考虑到水平可能比这更深,例如对于 5 或 6 级内部。
主要问题是为 CKY 算法实现一个反向指针以获得所有可能的语法树,这是一个真正未知级别的嵌套列表!
我有一个反向指针:
backpointer = {
(0, 2, 'NP'): {
(1, 'AD', 'NP')
},
(1, 3, 'X1'): {
(2, 'NP', 'PA')
},
(1, 3, 'NP'): {
(2, 'NP', 'NP')
}, (0, 3, 'X1'): {
(2, 'NP', 'PA'),
(1, 'DT', 'NP')
},
(2, 4, 'X2'): {
(3, 'PA', 'VP')
},
(1, 4, 'S'): {
(2, 'NP', 'X2'),
(3, 'X1', 'VP')
},
(0, 4, 'S'): {
(2, 'NP', 'X2'),
(3, 'X1', 'VP')
}
}
我从 (0, 4, 'S') 考虑所有可能的方式后退。
我现在的输出是这样的,没有分类。
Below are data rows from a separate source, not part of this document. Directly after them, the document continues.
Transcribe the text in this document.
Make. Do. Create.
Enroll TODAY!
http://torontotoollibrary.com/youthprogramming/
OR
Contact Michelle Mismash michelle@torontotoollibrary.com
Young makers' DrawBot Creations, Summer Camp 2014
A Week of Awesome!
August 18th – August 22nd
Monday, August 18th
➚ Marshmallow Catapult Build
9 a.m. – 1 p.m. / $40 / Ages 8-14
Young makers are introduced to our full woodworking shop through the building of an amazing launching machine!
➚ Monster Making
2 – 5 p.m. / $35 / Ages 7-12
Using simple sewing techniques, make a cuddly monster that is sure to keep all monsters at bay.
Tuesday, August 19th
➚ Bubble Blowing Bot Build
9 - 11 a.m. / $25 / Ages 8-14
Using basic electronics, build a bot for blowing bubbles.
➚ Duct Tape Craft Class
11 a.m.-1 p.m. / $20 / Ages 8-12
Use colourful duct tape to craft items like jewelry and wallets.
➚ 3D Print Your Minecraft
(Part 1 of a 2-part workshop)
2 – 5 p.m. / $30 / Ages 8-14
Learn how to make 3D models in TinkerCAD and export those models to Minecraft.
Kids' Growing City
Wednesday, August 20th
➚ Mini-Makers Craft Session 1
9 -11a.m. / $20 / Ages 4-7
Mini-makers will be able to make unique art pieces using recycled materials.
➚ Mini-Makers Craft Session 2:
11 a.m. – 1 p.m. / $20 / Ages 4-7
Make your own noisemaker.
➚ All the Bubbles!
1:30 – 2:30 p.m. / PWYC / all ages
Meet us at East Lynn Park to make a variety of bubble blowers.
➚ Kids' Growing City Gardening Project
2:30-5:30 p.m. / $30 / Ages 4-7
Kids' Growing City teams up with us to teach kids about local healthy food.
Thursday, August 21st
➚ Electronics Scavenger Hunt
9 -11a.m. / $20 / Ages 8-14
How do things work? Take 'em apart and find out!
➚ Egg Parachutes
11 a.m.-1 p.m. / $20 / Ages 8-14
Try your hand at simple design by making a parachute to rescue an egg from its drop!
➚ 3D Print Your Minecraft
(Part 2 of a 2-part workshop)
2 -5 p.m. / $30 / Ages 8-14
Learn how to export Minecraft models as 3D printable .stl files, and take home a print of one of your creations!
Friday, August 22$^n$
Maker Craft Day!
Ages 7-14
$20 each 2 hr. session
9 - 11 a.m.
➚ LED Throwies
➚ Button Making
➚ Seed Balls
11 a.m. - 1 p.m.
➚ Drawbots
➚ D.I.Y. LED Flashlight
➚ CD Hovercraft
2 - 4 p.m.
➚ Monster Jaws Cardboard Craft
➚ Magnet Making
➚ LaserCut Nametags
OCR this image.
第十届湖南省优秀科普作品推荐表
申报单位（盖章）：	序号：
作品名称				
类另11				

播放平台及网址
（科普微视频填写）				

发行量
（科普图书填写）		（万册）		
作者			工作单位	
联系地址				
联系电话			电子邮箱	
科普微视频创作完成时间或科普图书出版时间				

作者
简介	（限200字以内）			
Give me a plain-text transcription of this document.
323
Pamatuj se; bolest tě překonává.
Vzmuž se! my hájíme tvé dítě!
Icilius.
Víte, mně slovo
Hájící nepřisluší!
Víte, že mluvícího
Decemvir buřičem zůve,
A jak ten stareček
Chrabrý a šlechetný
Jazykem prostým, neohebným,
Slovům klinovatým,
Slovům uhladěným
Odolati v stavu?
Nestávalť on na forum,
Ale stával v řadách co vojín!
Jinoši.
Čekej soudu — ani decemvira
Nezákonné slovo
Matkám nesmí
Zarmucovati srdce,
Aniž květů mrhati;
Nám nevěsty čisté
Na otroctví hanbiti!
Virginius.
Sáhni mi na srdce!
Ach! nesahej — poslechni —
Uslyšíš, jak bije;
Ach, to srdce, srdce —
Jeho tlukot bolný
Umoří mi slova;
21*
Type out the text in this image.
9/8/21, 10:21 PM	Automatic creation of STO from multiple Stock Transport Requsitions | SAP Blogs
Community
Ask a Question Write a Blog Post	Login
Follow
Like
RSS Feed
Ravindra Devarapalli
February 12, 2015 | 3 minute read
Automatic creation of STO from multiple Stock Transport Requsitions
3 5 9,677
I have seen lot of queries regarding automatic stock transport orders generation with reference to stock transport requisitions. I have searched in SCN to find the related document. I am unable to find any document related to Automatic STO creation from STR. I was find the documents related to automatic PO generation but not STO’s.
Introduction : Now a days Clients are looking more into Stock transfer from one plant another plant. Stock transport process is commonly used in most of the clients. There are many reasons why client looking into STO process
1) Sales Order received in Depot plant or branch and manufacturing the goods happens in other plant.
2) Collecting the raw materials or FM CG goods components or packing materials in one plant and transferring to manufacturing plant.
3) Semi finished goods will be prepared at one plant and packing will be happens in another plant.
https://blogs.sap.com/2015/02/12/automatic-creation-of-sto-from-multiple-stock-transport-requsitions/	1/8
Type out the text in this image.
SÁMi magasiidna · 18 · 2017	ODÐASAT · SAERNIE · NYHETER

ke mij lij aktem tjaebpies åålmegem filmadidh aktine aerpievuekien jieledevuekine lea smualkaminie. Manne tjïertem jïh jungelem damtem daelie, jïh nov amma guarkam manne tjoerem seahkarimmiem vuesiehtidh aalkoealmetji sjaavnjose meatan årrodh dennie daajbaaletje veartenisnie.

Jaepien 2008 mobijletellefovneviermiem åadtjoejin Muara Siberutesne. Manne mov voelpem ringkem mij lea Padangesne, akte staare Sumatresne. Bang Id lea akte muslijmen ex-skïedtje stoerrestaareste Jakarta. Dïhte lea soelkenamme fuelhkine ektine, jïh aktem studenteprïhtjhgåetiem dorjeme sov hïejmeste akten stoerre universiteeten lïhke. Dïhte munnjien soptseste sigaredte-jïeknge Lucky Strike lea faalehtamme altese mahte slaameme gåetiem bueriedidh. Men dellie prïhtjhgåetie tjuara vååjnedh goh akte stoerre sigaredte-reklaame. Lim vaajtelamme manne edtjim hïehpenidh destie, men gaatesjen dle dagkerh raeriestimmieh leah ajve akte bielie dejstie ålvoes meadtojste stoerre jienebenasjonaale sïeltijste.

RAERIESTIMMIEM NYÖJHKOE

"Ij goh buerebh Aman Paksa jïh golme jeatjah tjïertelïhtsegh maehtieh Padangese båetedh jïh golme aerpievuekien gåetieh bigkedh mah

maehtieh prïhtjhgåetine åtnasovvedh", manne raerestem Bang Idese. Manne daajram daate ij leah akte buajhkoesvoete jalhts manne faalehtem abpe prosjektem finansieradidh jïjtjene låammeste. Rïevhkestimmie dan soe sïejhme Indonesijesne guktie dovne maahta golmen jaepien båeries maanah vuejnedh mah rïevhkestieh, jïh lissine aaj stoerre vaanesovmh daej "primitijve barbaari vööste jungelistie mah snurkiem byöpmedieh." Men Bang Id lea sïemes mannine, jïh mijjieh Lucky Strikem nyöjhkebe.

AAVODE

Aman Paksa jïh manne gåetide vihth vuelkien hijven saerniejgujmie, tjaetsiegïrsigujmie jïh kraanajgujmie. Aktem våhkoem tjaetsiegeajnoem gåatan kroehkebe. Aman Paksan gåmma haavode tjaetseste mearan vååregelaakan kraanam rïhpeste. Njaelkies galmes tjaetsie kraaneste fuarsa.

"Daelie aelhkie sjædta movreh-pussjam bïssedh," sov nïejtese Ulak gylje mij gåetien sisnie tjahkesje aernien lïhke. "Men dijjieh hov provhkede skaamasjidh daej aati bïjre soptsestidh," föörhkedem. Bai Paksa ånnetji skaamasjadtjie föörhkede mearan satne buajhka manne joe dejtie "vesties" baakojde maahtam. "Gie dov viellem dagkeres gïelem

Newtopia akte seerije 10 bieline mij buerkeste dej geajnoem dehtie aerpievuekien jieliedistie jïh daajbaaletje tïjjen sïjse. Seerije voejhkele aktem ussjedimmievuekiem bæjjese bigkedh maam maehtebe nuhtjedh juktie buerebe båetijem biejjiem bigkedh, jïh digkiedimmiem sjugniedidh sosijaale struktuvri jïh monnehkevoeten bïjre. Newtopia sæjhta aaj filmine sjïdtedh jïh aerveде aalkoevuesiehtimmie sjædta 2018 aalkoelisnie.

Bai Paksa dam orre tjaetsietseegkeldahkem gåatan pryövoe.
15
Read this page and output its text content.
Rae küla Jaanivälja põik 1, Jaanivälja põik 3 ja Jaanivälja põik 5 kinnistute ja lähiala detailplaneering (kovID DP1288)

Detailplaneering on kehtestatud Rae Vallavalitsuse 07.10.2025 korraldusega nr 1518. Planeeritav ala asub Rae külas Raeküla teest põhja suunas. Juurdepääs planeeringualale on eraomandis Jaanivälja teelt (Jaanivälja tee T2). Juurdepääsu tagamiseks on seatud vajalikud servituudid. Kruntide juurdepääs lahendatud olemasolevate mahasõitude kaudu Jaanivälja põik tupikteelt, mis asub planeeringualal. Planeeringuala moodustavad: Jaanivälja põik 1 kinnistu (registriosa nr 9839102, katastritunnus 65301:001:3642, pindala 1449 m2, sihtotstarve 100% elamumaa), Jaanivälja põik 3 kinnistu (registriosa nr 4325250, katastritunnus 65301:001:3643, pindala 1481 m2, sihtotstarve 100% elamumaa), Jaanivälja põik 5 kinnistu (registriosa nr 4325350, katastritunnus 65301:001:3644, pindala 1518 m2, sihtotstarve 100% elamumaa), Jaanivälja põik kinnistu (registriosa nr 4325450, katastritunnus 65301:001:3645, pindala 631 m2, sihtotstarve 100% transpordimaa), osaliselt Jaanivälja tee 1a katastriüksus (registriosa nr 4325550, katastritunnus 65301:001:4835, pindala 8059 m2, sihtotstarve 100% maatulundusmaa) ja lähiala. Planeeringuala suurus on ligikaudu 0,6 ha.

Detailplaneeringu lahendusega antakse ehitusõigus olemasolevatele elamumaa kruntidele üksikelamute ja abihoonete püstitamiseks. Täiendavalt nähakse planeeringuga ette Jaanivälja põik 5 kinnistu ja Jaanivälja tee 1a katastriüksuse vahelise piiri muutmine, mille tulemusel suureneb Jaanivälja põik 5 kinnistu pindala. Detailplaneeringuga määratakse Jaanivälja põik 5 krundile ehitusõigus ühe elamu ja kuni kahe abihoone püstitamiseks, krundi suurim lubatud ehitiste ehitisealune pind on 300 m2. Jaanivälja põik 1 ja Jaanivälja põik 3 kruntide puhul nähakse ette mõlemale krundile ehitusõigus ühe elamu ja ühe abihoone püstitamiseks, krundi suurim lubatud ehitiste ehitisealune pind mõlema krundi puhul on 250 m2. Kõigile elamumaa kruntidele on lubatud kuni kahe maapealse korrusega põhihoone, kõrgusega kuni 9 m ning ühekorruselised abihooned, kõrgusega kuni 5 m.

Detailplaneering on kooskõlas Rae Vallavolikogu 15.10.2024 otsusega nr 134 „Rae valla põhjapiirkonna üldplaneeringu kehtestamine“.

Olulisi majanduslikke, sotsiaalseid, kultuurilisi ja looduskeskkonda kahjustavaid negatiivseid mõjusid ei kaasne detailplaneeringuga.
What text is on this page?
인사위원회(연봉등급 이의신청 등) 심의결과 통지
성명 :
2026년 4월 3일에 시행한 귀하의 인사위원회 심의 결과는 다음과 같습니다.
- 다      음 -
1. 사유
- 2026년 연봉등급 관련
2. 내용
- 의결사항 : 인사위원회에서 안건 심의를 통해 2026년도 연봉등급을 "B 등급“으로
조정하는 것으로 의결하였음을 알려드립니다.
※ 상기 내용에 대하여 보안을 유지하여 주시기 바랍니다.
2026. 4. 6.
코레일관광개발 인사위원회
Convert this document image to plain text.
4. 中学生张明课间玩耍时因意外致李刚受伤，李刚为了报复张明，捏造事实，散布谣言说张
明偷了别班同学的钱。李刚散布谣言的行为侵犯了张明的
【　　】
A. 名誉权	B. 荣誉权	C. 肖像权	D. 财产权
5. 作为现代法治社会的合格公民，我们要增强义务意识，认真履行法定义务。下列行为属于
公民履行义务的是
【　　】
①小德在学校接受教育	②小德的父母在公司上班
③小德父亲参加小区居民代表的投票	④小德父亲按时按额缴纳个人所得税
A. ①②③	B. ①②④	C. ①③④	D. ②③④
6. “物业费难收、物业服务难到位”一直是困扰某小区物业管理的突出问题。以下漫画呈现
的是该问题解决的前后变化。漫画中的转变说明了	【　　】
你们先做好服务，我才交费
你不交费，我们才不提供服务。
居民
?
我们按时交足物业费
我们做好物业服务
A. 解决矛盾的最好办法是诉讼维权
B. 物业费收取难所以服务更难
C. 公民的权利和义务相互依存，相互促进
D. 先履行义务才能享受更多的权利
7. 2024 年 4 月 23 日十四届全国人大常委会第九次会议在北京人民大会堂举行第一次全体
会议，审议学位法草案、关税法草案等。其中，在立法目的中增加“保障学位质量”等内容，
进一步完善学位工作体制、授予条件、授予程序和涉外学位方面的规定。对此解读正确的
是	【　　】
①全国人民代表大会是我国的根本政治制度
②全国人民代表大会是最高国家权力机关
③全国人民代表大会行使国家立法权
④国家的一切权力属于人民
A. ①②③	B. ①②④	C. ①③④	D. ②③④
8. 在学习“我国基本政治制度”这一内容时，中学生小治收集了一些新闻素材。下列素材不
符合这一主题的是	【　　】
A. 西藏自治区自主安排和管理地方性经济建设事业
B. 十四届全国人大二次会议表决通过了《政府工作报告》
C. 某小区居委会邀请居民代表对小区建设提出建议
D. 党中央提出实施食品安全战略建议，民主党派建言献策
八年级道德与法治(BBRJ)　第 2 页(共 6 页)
:
[
(0, 4, 'S'), (0, 3, 'X1'), (0, 2, 'NP'), (0, 1, 'AD'), (1, 2, 'NP'), (2, 3, 'PA'),
(0, 1, 'DT'), (1, 3, 'NP'), (1, 2, 'NP'), (2, 3, 'NP'), (3, 4, 'VP'), (0, 2, 'NP'),
(0, 1, 'AD'), (1, 2, 'NP'), (2, 4, 'X2'), (2, 3, 'PA'), (3, 4, 'VP')
]
我正在尝试将其作为如下嵌套列表进行分类
[
(0, 4, 'S'),
[
(0, 2, 'NP'), (2, 4, 'X2'), (0, 1, 'AD'), (1, 2, 'NP'), (2, 3, 'PA'), (3, 4, 'VP')
],
[
(0, 3, 'X1'),
(3, 4, 'VP'),
[
(0, 2, 'NP'), (2, 3, 'PA'), (0, 1, 'AD'), (1, 2, 'NP')
],
[
(0, 1, 'AD'), (1, 3, 'NP'), (1, 2, 'NP'), (2, 3, 'NP')
]
]
]
然后将其作为每个可能的唯一树的一些列表显示给用户。
[
(0, 4, 'S'), (0, 2, 'NP'), (2, 4, 'X2'), (0, 1, 'AD'),
(1, 2, 'NP'), (2, 3, 'PA'), (3, 4, 'VP')
]
[
(0, 4, 'S'), (0, 3, 'X1'),(3, 4, 'VP'), (0, 2, 'NP'),
(2, 3, 'PA'), (0, 1, 'AD'), (1, 2, 'NP')
]
[
(0, 4, 'S'), (0, 3, 'X1'),(3, 4, 'VP'), (0, 1, 'AD'),
(1, 3, 'NP'), (1, 2, 'NP'), (2, 3, 'NP')
]
IIUC,您可以先为 "un-nest" 嵌套的 list 编写一个递归生成器。这是一个快速而肮脏的方法1:
def unnest(lst, append=False):
chunk = []
for x in lst:
if isinstance(x, list):
if chunk:
yield chunk
yield from unnest(x, True)
chunk = []
else:
if append:
chunk.append(x)
else:
yield [x]
if chunk:
yield chunk
lst = [0, 1, [2, 3, 4, [5, 6]], 7, [8, 9]] # per original question
print(list(unnest(lst)))
#[[0], [1], [2, 3, 4], [5, 6], [7], [8, 9]]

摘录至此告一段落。